Vier Luxushotels innerhalb von wenigen Metern
Die Umgebung von Mamilla ist gleichzeitig das Epizentrum der schicksten Hotels des Landes. Die Bar des luxuriösen Lifestyle-Hotels Mamilla gehört zu den angesagtesten Treffpunkten. Mit dem David Citadel, dem altehrwürdigen King David Hotel sowie dem Waldorf Astoria, das erst in diesen Wochen eröffnen wird, buhlen gleich vier Luxushotels innerhalb von wenigen 100 Quadratmetern um Gäste mit einer grossen Brieftasche.

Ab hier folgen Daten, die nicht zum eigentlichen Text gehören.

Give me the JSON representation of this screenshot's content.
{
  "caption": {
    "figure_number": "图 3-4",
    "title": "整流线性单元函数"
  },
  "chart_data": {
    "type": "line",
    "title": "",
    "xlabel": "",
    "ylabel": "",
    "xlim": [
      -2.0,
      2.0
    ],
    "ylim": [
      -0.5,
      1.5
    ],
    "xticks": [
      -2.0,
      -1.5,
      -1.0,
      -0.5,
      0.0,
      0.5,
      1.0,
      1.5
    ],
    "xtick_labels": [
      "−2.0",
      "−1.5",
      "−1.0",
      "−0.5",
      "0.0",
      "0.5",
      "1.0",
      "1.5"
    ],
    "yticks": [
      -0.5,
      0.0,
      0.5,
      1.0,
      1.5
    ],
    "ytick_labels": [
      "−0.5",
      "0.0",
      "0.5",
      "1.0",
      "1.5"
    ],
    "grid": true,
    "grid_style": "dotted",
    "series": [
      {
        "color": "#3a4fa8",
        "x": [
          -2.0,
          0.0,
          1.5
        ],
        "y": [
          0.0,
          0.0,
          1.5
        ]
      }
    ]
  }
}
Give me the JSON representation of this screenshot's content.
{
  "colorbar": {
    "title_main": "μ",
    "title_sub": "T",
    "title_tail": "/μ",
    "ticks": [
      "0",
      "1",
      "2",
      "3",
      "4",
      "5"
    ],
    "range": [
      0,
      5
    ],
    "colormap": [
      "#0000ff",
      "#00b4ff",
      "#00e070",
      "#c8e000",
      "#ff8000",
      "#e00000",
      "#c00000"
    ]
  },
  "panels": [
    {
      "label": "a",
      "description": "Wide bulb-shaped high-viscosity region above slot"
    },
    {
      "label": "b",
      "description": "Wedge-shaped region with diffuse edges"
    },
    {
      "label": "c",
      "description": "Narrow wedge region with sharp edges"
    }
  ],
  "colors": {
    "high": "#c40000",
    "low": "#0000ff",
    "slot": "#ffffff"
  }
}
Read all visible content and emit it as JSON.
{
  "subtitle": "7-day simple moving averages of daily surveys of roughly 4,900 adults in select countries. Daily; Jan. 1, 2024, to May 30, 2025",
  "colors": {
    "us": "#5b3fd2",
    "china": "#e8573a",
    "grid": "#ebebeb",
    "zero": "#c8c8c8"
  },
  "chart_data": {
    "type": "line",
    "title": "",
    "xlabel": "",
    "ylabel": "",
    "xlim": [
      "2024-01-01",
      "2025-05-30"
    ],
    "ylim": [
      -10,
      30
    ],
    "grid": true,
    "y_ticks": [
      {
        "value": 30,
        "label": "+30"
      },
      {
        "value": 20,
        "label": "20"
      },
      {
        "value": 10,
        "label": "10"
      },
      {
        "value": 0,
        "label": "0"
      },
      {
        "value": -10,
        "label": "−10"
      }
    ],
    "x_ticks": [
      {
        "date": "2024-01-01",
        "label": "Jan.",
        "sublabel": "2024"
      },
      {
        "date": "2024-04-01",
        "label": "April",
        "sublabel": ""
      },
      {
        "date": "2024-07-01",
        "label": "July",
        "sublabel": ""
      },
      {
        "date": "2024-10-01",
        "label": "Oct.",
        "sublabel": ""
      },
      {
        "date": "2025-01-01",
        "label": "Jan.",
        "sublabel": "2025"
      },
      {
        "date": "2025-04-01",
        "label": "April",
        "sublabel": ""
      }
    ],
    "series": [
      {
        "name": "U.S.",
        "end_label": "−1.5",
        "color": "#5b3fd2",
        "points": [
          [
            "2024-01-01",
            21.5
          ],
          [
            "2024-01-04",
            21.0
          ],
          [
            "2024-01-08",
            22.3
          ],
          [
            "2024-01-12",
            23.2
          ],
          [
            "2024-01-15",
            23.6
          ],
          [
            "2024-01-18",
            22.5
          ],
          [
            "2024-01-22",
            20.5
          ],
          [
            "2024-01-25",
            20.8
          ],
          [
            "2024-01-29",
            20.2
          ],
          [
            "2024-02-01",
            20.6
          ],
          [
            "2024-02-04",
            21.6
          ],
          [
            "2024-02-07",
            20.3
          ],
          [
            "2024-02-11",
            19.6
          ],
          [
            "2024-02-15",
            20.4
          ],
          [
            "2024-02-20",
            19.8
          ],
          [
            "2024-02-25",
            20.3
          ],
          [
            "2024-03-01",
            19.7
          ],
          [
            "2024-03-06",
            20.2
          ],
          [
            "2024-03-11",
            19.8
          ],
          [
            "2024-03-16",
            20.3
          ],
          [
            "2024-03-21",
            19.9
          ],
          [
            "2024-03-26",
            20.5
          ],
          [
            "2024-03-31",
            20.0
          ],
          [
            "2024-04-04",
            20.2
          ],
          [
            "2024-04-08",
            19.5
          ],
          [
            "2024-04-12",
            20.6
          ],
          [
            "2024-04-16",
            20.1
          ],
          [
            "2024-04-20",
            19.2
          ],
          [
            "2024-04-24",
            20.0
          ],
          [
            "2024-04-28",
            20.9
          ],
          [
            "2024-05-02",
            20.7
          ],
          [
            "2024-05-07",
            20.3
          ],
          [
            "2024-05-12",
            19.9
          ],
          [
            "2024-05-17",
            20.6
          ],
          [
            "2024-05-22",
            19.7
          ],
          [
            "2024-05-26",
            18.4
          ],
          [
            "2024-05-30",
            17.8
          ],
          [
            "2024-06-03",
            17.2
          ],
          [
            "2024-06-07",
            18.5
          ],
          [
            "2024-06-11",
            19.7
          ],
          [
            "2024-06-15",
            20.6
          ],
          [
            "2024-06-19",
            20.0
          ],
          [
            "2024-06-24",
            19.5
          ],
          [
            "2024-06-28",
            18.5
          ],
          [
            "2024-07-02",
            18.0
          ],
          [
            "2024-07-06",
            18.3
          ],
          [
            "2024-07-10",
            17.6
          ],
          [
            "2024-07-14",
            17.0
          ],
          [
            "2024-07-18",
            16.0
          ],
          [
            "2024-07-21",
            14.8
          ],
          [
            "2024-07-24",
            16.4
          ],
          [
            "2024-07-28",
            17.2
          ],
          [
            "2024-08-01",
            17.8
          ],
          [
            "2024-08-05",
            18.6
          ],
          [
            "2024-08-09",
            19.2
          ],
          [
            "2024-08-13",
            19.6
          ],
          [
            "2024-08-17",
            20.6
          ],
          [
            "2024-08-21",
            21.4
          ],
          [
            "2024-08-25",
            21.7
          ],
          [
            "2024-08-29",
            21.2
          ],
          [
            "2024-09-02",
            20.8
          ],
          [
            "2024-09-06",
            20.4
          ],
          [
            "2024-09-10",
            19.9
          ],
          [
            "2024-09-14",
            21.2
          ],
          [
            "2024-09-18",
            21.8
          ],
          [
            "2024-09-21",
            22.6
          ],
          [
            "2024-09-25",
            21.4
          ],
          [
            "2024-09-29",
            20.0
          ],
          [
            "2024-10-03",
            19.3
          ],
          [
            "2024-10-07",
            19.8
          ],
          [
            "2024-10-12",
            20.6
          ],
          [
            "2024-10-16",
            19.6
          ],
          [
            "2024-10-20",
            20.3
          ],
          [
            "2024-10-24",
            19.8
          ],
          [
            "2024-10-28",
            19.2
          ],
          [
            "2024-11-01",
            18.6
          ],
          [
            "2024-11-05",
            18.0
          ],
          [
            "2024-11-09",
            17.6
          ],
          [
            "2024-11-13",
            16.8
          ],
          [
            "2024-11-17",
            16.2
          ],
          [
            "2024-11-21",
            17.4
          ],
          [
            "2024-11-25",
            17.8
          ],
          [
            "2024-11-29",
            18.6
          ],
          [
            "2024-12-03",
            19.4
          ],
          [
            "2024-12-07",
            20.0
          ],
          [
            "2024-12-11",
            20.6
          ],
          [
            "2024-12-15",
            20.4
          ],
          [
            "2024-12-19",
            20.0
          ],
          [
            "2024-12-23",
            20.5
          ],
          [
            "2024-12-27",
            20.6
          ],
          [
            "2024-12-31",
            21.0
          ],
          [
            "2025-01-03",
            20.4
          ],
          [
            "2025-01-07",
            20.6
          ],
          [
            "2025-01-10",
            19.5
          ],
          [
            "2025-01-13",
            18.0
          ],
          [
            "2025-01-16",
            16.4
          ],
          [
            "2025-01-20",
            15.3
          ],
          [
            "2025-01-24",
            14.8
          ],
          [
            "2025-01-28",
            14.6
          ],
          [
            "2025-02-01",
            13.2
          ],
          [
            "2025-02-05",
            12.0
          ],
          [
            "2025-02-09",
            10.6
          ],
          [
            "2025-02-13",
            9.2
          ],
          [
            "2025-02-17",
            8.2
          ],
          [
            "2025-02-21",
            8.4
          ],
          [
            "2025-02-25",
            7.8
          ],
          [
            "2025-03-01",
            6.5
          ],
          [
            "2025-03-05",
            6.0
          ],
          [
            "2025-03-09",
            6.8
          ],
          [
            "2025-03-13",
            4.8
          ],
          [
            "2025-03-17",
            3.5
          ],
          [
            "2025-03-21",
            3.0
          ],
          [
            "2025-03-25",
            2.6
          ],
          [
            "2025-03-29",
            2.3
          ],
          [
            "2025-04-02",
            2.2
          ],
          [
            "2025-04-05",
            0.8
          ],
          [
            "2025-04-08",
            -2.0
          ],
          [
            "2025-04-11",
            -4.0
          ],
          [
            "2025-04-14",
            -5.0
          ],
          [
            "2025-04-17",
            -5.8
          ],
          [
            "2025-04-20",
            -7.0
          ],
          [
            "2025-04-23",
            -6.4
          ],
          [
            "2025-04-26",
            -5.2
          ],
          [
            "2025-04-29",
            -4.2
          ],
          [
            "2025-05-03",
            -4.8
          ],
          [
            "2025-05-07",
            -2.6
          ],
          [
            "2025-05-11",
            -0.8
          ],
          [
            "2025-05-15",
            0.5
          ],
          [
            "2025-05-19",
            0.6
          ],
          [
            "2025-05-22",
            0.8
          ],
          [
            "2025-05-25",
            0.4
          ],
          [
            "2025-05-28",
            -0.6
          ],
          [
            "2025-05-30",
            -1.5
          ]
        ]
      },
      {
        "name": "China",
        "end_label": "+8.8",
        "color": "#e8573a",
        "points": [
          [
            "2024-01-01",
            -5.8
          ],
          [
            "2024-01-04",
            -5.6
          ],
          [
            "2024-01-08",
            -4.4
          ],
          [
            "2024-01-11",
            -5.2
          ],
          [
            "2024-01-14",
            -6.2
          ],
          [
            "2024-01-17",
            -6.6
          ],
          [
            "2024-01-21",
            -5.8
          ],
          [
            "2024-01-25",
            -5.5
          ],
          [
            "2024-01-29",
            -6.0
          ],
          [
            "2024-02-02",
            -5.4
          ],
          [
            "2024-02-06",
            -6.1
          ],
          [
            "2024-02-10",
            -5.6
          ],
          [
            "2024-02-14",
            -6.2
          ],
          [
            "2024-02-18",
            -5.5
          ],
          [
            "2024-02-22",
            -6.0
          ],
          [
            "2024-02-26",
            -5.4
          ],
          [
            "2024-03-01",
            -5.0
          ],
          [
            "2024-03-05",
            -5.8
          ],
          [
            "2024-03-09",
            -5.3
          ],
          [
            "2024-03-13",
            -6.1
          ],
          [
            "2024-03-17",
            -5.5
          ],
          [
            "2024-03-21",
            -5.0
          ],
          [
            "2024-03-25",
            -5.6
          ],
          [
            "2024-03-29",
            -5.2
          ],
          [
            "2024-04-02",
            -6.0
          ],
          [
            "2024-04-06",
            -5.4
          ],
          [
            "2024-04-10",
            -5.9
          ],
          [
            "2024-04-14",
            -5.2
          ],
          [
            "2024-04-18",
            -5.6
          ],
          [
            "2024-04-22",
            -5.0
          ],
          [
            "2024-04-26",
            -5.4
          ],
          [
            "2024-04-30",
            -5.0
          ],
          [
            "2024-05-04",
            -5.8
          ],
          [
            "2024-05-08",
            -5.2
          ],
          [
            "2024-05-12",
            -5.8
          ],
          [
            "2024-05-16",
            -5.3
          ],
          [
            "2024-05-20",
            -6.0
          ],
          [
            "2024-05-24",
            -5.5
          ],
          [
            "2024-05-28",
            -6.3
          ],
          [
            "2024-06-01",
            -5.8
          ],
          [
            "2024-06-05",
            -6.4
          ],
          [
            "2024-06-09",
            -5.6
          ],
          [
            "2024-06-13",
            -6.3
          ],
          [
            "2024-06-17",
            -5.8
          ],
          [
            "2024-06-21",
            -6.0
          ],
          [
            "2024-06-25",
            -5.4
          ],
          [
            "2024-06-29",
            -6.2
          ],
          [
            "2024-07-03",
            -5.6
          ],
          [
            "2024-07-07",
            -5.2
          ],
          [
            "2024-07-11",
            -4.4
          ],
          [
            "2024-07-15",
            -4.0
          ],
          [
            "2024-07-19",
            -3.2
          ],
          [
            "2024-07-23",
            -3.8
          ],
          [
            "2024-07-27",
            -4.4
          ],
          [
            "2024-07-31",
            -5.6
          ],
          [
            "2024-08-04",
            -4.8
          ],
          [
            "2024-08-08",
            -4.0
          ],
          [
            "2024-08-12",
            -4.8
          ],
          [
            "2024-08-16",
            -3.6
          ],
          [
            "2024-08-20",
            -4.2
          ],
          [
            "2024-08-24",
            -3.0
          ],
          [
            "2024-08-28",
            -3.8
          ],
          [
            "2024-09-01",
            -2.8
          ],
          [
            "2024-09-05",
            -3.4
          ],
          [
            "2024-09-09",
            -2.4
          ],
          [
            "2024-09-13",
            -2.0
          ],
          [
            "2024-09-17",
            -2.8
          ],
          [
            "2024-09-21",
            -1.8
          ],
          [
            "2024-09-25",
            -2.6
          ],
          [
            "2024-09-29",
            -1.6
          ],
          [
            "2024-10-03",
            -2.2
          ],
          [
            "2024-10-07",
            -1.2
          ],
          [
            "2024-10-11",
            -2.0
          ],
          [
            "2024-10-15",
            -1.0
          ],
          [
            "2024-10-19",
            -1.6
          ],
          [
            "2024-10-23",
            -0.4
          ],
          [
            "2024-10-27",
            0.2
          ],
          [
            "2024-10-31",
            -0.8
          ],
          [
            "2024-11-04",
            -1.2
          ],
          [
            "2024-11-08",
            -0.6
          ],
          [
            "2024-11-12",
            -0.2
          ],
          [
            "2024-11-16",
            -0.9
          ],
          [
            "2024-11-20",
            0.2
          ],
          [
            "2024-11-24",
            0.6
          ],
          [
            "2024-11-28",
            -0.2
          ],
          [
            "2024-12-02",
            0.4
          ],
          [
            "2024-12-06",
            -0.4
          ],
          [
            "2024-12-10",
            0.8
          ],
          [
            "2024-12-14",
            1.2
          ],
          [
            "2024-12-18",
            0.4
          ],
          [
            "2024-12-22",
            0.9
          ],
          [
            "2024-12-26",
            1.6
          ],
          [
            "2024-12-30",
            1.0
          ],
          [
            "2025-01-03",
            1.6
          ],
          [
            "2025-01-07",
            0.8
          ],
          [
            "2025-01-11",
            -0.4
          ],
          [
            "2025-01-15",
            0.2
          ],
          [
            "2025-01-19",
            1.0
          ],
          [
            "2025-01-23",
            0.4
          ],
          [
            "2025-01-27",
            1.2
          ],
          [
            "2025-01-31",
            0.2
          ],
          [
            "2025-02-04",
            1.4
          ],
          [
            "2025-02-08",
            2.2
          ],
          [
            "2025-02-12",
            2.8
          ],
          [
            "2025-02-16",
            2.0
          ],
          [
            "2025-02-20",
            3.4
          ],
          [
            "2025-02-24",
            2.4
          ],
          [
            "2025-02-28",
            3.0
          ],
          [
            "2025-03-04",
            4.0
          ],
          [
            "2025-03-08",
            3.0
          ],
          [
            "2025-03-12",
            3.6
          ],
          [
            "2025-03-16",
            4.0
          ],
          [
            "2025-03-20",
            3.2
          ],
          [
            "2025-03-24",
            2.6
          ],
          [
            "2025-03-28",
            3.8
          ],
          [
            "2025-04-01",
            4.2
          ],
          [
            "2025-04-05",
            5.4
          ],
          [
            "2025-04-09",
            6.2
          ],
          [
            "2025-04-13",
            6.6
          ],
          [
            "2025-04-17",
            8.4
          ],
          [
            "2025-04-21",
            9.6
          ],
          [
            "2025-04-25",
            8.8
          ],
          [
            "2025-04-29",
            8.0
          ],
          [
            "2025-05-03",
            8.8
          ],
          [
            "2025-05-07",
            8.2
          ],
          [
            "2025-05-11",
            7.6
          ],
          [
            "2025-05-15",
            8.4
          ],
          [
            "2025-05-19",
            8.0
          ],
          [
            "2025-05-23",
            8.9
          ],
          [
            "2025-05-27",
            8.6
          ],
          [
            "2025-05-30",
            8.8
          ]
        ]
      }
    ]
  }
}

Von diesen Hotels aus erreicht man in nur zehn Fussminuten via die Jaffa-Strasse gleich eine weitere Fussgängerzone: In Nahalat Shiva befinden sich Dutzende von kleinen Galerien und Läden, die Kunstschmuck verkaufen, sowie Restaurants und Cafés. Das Quartier hat Geschichte geschrieben, weil hier sieben Juden 1867 die ersten Häuser ausserhalb der Altstadt bauten. Im oberen Teil der Jaffa-Strasse befindet sich der Machane-Yehuda-Markt, wo Gabriel Strenger Früchte, Gemüse, Kräuter oder Oliven einkauft. Zum Essen mag er auch die Restaurants in der Emek-Refaim-Strasse, wo im Südwesten der Stadt am Freitag ein Flohmarkt stattfindet. Am selben Tag zieht es Strenger manchmal zum Geburtsort Johannes des Täufers, ins dörfliche Ein Karem, und danach in den Jerusalemer Wald auf einen Spaziergang. Dort sucht der Heimwehschweizer nach dem, was er von seiner alten Heimat am meisten vermisst: Ruhe und Sicherheit.
Vorsicht vor dem mysteriösen Jerusalem-Syndrom
Dafür liegt in Jerusalem etwas Spezielles in der Luft. Die Stadt ist gesättigt von Heiligkeit. Überall gibt es Zeichen der Gegenwart Gottes. Nicht alle Besucher können damit umgehen und verlieren den Verstand – zumindest zeitweise. Strenger kennt diesen Zustand als «Jerusalem-Syndrom». Dabei handelt es sich um eine psychische Störung, die mit Wahnvorstellungen oder Erlösungsfantasien einhergehen. Normale Touristen halten sich plötzlich für biblische Figuren, kleiden sich seltsam und beginnen, die Ankunft Gottes zu verkünden. Ungefähr 20 Menschen erkranken jährlich an diesem (heilbaren) Syndrom. Das sollte aber niemanden von einer Reise in die heilige Stadt abhalten, schwärmt doch Strenger: «Es gibt so viele schöne Dinge in Jerusalem zu sehen. Und die meisten kommen und gehen als ganz normale Touristen.»